Never trust your own perspective, if you cannot see your partner’s alongside it. Even if very accurate, your perspective alone will provide an incomplete picture of your interactions. Worse, failure to see your partner’s perspective will render yours far from correct, as the brain tends to fill in gaps in data with negative attributions. In other words, you will assume the worst about your partner. Negative attributions usually start out wrong but quickly become self-fulfilling, as they intensify emotional reactivity and make both partners behave at their worst.
In our boot camps, we train participants in ways to develop new habits of self-regulation and interaction. Building new habits is crucial to repairing relationships, simply because well over 90 percent of emotional interactions between intimate partners, who live together for a significant period of time, run on autopilot, i.e., we tend to react the same way in the same contexts over and over. Under stress, habits dominate behavior. Due to state-deendent recall, when in aroused states, we're unlikely to remember what we learned in calm learning states. That's why Mr. Hyde can’t recall what Dr. Jekyll learned in self-help books or communication therapy.
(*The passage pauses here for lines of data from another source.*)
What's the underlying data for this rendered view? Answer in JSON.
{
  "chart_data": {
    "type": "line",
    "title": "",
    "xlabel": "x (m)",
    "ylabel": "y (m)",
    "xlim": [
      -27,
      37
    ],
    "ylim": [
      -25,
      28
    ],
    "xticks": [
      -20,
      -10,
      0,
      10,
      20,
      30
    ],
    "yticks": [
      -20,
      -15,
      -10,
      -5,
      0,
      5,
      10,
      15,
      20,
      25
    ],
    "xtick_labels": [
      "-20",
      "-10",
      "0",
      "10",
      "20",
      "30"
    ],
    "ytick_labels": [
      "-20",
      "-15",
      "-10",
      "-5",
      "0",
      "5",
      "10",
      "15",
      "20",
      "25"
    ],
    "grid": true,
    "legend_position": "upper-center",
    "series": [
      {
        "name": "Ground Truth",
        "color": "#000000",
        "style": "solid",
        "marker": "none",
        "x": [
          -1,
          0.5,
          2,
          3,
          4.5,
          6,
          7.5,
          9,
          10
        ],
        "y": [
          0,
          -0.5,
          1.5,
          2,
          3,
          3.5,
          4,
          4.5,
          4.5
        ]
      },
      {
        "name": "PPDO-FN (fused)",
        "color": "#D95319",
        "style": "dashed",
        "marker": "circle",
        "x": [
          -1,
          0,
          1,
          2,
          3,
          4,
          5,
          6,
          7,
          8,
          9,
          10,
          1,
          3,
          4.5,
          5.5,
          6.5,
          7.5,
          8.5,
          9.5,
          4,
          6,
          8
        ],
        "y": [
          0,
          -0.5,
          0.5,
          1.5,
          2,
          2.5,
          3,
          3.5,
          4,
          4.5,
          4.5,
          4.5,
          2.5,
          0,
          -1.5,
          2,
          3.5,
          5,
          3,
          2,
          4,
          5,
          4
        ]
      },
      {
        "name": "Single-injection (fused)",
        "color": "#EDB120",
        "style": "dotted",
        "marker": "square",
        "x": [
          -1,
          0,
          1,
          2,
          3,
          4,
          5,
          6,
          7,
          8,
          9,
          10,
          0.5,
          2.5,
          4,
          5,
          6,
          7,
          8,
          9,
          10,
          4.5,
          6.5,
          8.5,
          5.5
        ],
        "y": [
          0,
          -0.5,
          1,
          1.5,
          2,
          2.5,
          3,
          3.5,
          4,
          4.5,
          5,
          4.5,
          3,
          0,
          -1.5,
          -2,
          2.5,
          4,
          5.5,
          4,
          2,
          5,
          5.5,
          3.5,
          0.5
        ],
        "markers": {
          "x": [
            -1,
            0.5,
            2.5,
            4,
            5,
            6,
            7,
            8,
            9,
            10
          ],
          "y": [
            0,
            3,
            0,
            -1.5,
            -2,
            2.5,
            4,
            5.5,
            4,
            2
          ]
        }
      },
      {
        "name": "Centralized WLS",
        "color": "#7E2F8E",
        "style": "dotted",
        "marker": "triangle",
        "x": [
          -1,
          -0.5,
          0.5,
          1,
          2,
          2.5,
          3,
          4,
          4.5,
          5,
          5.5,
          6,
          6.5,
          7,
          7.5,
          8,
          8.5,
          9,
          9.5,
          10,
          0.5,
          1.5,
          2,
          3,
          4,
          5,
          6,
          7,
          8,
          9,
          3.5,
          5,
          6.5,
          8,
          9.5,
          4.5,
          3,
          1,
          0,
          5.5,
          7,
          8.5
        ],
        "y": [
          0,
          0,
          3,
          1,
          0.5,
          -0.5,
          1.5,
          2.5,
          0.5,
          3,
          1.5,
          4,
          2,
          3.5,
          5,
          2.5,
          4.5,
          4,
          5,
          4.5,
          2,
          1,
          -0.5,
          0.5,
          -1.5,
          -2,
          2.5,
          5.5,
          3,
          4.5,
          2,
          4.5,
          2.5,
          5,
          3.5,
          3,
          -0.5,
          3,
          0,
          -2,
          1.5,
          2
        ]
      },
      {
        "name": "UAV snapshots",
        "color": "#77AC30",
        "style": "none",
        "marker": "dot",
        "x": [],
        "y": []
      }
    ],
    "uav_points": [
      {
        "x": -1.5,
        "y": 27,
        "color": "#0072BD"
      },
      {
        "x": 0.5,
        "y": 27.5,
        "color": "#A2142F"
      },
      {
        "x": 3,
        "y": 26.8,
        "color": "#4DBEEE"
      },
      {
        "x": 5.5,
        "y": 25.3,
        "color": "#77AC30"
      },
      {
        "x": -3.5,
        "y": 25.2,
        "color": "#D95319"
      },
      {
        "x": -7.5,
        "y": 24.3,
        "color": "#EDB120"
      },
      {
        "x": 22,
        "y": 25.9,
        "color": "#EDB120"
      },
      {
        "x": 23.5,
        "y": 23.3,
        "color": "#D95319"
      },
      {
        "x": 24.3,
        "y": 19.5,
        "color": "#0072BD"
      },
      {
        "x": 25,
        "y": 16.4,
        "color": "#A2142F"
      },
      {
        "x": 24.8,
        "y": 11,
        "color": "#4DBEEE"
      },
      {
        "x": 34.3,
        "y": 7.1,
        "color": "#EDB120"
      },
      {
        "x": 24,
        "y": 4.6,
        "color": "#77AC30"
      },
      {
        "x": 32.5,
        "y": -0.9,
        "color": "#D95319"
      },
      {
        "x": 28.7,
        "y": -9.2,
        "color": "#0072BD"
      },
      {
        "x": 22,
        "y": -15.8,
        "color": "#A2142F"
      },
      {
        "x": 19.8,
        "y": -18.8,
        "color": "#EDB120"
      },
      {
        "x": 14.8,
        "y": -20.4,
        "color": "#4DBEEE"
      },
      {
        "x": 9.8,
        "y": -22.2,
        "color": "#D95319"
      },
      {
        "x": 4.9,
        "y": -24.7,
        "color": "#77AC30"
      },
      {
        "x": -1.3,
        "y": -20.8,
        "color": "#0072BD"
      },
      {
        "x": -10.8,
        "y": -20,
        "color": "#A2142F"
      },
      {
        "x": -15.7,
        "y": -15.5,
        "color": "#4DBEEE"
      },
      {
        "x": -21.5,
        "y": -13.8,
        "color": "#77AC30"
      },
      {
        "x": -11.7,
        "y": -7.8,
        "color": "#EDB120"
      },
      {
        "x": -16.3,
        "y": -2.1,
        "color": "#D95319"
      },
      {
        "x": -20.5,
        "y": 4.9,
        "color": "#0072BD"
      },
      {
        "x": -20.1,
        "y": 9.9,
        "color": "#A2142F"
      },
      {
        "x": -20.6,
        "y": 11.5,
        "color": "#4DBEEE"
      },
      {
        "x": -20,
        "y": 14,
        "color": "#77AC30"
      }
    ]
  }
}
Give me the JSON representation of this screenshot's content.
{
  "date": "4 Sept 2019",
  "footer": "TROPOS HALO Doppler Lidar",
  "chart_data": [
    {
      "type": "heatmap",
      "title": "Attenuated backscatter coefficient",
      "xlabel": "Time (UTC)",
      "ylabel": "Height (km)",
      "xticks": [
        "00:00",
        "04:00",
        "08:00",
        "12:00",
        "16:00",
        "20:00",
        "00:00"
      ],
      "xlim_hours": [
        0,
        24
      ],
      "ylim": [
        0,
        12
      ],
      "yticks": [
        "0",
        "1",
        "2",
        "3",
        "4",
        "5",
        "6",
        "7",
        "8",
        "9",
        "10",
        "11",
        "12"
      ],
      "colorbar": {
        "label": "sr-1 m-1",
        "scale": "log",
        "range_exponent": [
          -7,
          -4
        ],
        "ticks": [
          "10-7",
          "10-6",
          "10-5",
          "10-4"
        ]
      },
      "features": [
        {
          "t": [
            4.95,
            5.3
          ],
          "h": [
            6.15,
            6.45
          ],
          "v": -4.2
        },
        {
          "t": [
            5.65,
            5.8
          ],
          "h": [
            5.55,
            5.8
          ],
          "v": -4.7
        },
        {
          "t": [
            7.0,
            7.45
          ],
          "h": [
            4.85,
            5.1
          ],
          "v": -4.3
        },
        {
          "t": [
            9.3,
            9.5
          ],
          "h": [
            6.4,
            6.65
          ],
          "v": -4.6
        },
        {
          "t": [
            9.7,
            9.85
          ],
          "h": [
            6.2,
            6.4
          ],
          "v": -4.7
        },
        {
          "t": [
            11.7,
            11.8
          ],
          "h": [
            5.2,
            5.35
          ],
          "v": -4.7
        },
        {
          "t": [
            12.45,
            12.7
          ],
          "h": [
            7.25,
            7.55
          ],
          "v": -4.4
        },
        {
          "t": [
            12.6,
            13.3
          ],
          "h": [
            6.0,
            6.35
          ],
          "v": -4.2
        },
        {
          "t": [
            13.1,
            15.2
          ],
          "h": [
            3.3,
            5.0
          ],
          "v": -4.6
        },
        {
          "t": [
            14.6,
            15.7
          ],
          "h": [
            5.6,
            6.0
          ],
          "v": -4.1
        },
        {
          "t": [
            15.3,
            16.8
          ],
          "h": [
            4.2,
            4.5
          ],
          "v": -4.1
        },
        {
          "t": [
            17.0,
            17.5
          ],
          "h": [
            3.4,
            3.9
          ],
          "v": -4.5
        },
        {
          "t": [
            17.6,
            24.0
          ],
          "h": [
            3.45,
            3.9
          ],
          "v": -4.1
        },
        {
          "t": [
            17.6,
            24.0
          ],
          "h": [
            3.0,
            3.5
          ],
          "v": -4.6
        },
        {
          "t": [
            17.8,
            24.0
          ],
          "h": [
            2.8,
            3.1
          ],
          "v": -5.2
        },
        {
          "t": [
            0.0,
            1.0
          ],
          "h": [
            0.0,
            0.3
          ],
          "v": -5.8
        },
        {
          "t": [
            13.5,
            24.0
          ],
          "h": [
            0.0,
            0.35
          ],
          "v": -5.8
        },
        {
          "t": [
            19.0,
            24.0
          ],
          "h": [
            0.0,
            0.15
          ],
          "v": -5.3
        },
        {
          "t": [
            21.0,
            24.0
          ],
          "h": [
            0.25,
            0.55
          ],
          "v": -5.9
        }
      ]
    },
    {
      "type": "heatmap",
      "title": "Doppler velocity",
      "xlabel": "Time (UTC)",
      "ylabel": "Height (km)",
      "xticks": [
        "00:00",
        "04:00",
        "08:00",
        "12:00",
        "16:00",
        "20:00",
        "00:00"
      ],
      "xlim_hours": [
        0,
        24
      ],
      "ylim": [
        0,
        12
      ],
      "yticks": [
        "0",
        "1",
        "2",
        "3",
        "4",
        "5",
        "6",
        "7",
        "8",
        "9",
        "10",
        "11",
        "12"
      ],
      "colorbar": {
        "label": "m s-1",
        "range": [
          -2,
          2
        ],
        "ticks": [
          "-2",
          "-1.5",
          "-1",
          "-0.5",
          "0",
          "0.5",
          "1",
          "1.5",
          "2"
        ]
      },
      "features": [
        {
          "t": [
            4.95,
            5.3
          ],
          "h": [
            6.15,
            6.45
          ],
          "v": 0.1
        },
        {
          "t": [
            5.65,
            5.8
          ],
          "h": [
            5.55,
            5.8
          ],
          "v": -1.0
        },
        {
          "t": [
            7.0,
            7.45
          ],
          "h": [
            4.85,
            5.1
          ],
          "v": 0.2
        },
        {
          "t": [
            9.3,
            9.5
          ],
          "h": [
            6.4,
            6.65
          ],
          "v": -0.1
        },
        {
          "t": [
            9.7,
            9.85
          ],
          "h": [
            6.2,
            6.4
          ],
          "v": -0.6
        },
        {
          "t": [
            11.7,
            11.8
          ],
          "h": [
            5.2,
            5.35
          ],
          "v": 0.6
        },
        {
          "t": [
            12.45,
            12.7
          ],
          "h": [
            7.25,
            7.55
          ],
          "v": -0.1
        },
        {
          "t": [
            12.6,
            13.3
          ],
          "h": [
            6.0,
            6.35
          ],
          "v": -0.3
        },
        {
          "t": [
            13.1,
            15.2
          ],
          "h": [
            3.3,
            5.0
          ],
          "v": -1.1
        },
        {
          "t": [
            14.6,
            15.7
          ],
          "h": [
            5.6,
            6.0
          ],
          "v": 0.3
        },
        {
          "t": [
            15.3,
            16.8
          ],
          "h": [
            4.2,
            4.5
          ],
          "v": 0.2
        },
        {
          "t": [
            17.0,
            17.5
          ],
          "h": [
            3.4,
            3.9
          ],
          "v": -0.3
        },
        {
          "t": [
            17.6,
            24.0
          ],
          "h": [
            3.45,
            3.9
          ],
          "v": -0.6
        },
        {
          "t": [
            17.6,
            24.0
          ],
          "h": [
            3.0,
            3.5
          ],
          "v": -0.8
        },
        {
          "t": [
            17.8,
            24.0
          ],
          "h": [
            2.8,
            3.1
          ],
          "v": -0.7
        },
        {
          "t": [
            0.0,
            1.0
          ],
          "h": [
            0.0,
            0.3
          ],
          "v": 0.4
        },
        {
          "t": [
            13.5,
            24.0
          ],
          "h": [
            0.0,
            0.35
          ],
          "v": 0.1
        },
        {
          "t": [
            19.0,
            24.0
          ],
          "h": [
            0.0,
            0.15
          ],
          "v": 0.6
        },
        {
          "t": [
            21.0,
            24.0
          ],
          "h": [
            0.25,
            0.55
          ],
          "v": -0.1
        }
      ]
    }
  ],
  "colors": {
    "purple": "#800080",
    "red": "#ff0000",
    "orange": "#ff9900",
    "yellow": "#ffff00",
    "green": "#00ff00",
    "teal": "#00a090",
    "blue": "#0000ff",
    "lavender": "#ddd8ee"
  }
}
Developing new habits is a tedious process, requiring high motivation to practice new behaviors daily for a period of six weeks or so – the optimal time-frame for habituation. Thus passionate commitment to a repair strategy is crucial to the recovery process.
The best way to evaluate advice on relationship repair is to test whether the recommended tactics and maneuvers advance the strategy to which you and your partner have passionately committed. If not, they are likely to undermine and subvert it.